I’m still processing this as well as I can. What, in the real world quantum world (such as it is) of laser emissions, is being animated via these stop frames?

On the net in the more loosey sites we are told “scientists freeze-frame individual photons”; well, that’s nothing new at all as most soldiers know. Can someone re-state in a more cogent form for civilians what is going on?

2

I’ve just had a quick look over the abstract and the illustrations, and it appears that they’re using a set of micromirrors to rapidly sweep the image past a detector array at extremely fast speeds so that it can receive the light from the scene. In one case, they’re obliquely lighting an array of alternating light and dark bars with a laser pulse, so what you see at the detector is each of the bars lighting up individually and in turn as light from them reaches the array at different times.
It’s impressive as heck. I’ve done high speed photography – at hundreds of frames per second, then later at many thousands of frames per second and more recently at almost a million frames per second, but this puts all of that in the dust.

One thing that concerns me, though, is the amount of light used. Despite what they say, the shorter your exposure (and at ultra-high speeds, your exposure time is minute), the more light you need reflecting from/emanating from your object in order to register. Even at hundreds of frames per second I had to pour incredible amounts of light onto my subject. At a million frames per second I was looking at explosions. In this test they’re looking at laser pulses, which can be incredibly bright.

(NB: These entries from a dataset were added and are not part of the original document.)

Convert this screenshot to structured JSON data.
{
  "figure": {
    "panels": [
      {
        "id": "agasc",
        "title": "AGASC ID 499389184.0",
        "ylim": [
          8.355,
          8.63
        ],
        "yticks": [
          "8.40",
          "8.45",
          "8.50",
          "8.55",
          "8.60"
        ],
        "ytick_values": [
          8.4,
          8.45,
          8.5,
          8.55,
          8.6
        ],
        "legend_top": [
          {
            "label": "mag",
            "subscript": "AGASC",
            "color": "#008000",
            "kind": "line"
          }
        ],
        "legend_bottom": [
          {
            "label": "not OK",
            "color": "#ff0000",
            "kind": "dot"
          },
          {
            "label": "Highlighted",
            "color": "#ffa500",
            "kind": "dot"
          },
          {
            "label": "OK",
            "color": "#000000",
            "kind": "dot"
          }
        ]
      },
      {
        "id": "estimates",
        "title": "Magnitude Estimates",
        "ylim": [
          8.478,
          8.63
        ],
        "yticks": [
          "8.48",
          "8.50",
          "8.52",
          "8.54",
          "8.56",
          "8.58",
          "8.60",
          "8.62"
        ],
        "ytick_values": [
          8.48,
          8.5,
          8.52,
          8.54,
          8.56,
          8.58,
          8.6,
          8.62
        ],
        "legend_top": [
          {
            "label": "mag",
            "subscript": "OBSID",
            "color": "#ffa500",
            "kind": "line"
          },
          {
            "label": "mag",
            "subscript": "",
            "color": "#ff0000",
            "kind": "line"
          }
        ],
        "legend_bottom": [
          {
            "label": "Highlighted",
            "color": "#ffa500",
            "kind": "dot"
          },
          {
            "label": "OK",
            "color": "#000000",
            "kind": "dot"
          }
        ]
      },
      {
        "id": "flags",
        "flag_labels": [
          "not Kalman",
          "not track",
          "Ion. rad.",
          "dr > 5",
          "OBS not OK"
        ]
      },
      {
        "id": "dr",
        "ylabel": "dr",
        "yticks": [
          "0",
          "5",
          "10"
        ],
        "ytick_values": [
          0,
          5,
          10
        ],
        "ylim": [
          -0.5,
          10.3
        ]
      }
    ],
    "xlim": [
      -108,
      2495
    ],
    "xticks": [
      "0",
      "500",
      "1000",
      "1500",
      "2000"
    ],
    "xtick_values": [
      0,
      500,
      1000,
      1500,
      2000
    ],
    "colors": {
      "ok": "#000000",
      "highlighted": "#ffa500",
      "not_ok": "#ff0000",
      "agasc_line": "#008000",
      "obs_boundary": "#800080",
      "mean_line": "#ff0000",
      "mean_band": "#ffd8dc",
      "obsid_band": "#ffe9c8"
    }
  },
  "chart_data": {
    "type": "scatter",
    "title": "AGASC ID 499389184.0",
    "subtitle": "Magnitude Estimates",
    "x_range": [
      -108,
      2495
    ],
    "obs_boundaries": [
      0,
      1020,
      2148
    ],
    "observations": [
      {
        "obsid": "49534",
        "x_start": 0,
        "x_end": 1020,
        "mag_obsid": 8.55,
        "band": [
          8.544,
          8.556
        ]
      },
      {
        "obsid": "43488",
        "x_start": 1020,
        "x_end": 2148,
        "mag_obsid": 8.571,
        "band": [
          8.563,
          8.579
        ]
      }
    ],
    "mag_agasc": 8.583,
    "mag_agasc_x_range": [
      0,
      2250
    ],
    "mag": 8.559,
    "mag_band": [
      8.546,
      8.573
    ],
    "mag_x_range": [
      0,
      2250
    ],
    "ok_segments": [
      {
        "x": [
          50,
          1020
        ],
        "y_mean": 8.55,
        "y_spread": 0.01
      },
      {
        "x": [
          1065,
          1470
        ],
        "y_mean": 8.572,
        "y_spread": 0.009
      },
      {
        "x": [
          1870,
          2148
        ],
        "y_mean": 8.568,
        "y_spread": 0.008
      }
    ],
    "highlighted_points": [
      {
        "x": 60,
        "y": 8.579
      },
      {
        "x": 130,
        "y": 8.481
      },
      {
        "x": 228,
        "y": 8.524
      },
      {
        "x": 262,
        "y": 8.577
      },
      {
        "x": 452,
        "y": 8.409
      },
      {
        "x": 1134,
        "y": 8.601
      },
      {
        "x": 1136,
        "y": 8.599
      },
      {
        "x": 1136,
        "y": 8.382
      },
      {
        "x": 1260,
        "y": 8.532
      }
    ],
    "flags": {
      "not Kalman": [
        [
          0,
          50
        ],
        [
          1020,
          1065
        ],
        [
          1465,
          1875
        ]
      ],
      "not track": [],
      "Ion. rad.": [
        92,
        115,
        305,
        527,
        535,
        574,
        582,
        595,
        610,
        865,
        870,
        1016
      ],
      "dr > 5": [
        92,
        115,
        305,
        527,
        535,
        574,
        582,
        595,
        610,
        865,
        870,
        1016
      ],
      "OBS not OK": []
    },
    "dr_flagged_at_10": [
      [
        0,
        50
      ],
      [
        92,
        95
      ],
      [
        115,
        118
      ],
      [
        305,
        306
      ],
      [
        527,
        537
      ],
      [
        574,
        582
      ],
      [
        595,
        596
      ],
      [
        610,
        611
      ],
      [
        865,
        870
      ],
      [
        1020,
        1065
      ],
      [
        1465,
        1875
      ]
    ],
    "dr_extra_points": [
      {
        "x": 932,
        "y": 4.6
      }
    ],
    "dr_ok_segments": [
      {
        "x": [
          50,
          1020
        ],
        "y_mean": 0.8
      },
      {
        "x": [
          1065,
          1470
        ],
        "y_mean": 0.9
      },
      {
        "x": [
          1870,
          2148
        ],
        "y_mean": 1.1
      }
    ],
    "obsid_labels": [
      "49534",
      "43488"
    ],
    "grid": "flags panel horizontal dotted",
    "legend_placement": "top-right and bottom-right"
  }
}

But they’re talking about looking at fluorescence? Unless it’s ultra-bright, I don’t see it. And neither will the camera.

3

Correction: the original publication was in 2014.

4

Just want to add – a friend of mine was doing a thesis on “hot fluorescence” – observing fluorescent emission at about the speeds this article claims – but he was simply time-resolving the fluorescence, gathered from all parts of the item (and this was decades ago). But he wasn’t taking a picture of it. So we’ve been able to “see” things that fast in the sense of gathering some kinds of information at those time regimes. But this is the ability to actually image it at those speeds, which is a significant improvement.